Reads pretty close, the old book puts CN as 'lunatics and madmen' in part. I've usually thought of it as society vs individuality / benevolence vs callousness or cruelty.

[–] coffee_poops@sh.itjust.works -1 points 9 months ago

C/N I've always read in was the person person who doesn't care about the means or the ends, just that the result benefits me or my accomplices

Neutrality is more like doing what it takes to achieve a cosmic state. It places no value on ones self or welfare of others. What you're describing is Chaotic Good.

Chaotic Neutral just means that there are no rules for how to achieve this state. One choice is as good as any other. The more rules, the more Lawful.

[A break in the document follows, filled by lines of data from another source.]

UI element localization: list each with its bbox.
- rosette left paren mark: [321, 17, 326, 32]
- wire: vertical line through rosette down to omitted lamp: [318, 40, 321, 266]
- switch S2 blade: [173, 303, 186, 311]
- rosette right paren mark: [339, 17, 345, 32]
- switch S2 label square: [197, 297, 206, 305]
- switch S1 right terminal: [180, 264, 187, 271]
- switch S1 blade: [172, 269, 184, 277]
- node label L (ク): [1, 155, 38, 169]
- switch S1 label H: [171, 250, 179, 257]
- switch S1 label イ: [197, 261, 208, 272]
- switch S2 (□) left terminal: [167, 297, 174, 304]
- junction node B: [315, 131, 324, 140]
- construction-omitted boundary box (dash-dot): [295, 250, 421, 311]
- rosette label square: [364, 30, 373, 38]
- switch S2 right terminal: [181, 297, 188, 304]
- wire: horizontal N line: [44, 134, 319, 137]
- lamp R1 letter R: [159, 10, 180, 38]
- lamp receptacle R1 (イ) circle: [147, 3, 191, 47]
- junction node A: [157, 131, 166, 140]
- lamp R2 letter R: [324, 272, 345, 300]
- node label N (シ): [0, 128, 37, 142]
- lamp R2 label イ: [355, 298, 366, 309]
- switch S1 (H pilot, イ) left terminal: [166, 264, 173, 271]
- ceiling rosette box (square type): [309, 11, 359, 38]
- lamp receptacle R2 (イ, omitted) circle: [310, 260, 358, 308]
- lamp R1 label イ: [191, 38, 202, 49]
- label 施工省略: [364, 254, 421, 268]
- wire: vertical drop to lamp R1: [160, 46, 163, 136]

C/E would be the sort that is exemplified by the social climbing boot licker

This one might be right depending on how you envision this character. There are certain rules to high society and if their actions are constrained by any of them then they can't be Chaotic. If they only have like... one rule then maybe they're Neutral.

[–] dangblingus@lemmy.dbzer0.com 5 points 9 months ago (1 children)

If you're neutral, that means that you observe tenets that mitigate all benefit to others and harm to others from your actions. To act selfishly without thought of morality will inevitably lead someone down a road of evil. No one ever stays neutral or good if they're acting wantonly selfish.